I - documento de identificação pessoal;(Incluído pela Lei nº 11.706, de 2008)

II - comprovante de residência em área rural; e (Incluído pela Lei nº 11.706, de 2008)

III - atestado de bons antecedentes.(Incluído pela Lei nº 11.706, de 2008)

§ 6o O caçador para subsistência que der outro uso à sua arma de fogo, independentemente de outras tipificações penais, responderá, conforme o caso, por porte ilegal ou por disparo de arma de fogo de uso permitido. (Redação dada pela Lei nº 11.706, de 2008)

§ 7o Aos integrantes das guardas municipais dos Municípios que integram regiões metropolitanas será autorizado porte de arma de fogo, quando em serviço. (Incluído pela Lei nº 11.706, de 2008)

Notamos que durante os anos de 2003 onde o Estatuto do Desarmamento até o ano atual(2022), tiveram emendas e flexibilidades para certos casos e justificativas para o seu porte, por exemplo.

Do ano de 2018 no governo do presidente Bolsonaro, tiveram algumas flexibilizações para o porte de arma, mas nada comparado a real necessidade que nós brasileiros precisamos de fato, diante de uma polícia que serve somente aos interesses da elite burguesa e a criminalidade em ascensão em nosso país.

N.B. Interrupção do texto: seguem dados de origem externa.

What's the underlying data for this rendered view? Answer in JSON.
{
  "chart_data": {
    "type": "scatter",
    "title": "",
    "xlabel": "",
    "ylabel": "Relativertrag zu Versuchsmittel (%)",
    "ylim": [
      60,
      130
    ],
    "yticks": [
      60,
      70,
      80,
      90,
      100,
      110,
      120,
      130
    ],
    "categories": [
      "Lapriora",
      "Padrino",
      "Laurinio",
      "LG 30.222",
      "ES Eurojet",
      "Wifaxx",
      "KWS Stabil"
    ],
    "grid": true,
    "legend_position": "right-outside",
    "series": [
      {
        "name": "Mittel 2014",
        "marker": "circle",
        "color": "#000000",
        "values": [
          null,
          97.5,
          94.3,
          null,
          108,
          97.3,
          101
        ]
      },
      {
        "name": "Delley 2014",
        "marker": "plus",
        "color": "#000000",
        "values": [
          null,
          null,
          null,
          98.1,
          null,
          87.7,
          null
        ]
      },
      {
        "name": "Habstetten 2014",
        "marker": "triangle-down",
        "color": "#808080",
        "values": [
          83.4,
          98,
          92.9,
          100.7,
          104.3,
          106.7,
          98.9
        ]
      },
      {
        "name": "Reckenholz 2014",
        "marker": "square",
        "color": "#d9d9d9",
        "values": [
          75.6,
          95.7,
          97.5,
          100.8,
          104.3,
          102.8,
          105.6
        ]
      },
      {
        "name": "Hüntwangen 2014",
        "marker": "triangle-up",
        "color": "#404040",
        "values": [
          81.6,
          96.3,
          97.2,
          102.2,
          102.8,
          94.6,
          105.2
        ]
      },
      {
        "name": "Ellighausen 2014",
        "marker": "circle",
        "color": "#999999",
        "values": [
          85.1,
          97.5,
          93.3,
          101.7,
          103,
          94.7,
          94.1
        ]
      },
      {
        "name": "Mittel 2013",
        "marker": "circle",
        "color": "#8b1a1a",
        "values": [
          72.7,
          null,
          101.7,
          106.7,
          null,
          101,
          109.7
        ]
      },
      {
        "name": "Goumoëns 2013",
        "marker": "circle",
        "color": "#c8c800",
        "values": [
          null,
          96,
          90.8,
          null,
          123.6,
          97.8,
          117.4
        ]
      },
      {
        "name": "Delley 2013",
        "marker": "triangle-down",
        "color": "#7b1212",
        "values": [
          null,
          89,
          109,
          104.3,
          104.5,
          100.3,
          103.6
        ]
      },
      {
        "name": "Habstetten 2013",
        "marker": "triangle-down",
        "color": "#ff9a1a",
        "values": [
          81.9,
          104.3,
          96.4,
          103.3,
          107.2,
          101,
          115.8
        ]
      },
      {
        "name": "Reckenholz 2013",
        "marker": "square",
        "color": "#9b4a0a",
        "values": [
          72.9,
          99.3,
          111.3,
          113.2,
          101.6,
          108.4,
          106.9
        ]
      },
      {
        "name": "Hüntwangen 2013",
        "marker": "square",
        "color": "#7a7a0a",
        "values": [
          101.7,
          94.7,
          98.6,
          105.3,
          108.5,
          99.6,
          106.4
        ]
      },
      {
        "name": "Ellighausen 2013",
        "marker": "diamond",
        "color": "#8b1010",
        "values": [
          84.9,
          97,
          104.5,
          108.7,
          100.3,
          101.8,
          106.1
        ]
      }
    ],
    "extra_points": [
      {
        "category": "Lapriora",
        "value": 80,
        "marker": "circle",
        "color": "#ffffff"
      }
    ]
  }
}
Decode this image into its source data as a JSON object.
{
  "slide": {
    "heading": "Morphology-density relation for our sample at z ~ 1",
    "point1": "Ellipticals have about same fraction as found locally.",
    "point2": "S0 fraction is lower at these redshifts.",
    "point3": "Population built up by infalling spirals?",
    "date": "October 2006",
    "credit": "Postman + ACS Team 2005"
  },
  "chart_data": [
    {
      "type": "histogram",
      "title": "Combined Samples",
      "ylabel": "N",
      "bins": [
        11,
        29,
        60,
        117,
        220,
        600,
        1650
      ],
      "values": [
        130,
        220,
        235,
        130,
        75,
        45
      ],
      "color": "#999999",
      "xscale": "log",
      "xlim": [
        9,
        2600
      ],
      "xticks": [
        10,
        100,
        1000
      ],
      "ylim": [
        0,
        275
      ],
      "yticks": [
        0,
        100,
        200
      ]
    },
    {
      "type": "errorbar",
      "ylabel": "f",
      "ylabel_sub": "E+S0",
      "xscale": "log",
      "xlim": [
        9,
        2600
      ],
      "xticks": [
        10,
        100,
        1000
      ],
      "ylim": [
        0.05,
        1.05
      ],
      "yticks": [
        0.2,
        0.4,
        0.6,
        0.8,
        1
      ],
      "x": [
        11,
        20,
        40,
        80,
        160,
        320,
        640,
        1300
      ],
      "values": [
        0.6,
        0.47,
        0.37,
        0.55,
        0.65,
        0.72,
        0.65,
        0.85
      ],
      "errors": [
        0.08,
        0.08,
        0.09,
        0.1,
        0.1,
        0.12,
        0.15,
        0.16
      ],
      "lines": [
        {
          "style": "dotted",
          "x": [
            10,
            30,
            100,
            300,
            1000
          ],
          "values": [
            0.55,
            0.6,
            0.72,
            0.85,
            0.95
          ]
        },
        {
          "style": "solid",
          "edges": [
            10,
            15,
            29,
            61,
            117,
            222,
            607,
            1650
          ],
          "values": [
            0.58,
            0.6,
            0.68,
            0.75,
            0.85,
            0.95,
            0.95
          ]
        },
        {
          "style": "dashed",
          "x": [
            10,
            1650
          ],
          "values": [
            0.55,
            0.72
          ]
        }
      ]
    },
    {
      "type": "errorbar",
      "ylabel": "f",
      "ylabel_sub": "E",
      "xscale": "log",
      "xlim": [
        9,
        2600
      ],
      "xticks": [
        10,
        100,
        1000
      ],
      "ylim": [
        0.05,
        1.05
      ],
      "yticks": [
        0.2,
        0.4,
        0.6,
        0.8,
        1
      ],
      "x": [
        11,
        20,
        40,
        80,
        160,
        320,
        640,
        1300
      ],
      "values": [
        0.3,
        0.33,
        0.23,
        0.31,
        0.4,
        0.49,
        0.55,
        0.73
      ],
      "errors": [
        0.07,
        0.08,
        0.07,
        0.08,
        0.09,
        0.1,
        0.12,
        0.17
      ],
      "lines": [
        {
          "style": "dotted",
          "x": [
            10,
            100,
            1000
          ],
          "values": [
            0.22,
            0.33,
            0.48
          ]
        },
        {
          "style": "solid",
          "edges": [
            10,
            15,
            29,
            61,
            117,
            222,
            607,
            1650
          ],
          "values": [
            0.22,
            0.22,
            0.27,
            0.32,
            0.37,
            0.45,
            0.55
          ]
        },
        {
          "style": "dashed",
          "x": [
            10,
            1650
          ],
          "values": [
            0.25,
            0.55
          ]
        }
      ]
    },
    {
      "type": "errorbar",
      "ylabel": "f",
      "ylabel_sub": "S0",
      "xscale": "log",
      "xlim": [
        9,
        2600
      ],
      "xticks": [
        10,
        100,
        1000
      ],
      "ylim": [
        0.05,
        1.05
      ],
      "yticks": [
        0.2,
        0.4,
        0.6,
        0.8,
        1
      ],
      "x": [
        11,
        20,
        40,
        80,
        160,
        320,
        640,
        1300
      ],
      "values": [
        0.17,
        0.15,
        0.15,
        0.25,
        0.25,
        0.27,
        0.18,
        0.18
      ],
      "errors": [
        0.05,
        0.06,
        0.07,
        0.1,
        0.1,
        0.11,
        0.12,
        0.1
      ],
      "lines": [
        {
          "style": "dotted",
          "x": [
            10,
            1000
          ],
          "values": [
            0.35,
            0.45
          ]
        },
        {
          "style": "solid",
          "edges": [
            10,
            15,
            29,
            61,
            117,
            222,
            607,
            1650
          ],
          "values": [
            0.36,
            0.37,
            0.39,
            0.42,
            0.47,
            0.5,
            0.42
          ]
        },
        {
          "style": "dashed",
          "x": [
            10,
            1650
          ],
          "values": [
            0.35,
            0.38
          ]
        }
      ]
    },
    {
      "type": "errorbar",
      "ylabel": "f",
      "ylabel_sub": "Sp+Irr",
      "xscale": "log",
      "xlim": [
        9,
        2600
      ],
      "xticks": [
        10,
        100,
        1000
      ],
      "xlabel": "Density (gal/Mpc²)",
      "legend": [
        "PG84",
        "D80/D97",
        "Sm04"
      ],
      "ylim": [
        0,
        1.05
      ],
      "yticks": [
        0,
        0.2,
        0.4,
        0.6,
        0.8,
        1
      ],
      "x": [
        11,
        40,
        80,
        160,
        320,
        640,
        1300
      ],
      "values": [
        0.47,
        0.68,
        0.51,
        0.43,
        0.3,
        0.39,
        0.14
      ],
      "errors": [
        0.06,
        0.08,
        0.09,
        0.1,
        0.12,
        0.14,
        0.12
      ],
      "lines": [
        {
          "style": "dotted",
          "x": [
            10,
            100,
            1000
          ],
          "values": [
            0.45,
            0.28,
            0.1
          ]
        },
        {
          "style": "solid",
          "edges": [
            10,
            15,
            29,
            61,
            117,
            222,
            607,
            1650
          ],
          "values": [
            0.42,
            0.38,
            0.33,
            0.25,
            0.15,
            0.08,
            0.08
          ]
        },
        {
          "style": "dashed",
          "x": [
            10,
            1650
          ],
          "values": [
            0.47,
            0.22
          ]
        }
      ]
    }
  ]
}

Notável que a Esquerda Sócio-Democrata está imbuída pelo slogan: nos opomos à guerra, a toda guerra em geral, e a demanda pelo desarmamento é uma expressão definitivamente clara e sem ambiguidade desse ponto de vista.

Este slogan não passa de uma mera falácia lógica, conhecida como “Espantalho”, que se trata em criar ideias reprováveis ou fracas, atribuindo-as à posição oposta, que na mente dos transmissores desta ideia faz parecer que precisamos abolir todas as armas, pois elas seriam as causadoras de todo o mal e assim naturalmente conquistaríamos a “paz verdadeira”, criando uma demonização sobre o conceito de armas, mas que não passam de meras falácias sem qualquer fundamento lógico, que na realidade se contrapõe ao que o socialismo científico busca.

Vladímir Ilitch Uliánov “Lênin” já provou que tal argumento se mostra falacioso nos panfletos de Junius1 onde na edição do dia 15 de Julho de 1916, publicou nos jornais o artigo Pacifismo e Social-Democracia, defendendo o pacifismo kautskista.

Os Kautskistas imbuídos pelo espírito desarmamentista e da abolição da diplomacia secreta, a Junius se ergueu contra tal fantasia ignorante, da maneira mais resoluta. A Internacional então foi compreendida de duas correntes: uma revolucionária e outra oscilando para o lado do kautskismo.

Kautskimo é uma ideologia política que diferentemente das vertentes marxistas, manifesta-se contrária à ditadura do proletariado e nega a inevitabilidade da revolução proletária. Criada pelo economista, historiador e social-democrata alemão Karl Kautsky, sendo um dos alunos diretos de Frederich Engels que após a sua morte, Kautsky foi considerado a princípio, foi considerado como o mais fiel intérprete da doutrina marxista, destacando-se dos teóricos mais eminentes da Segunda Internacional.

No início da guerra imperialista em 1914, ele teve uma visão hesitante e acabou aderindo firmemente ao reformismo, virando completamente as costas a todas as suas reivindicações revolucionárias anteriores.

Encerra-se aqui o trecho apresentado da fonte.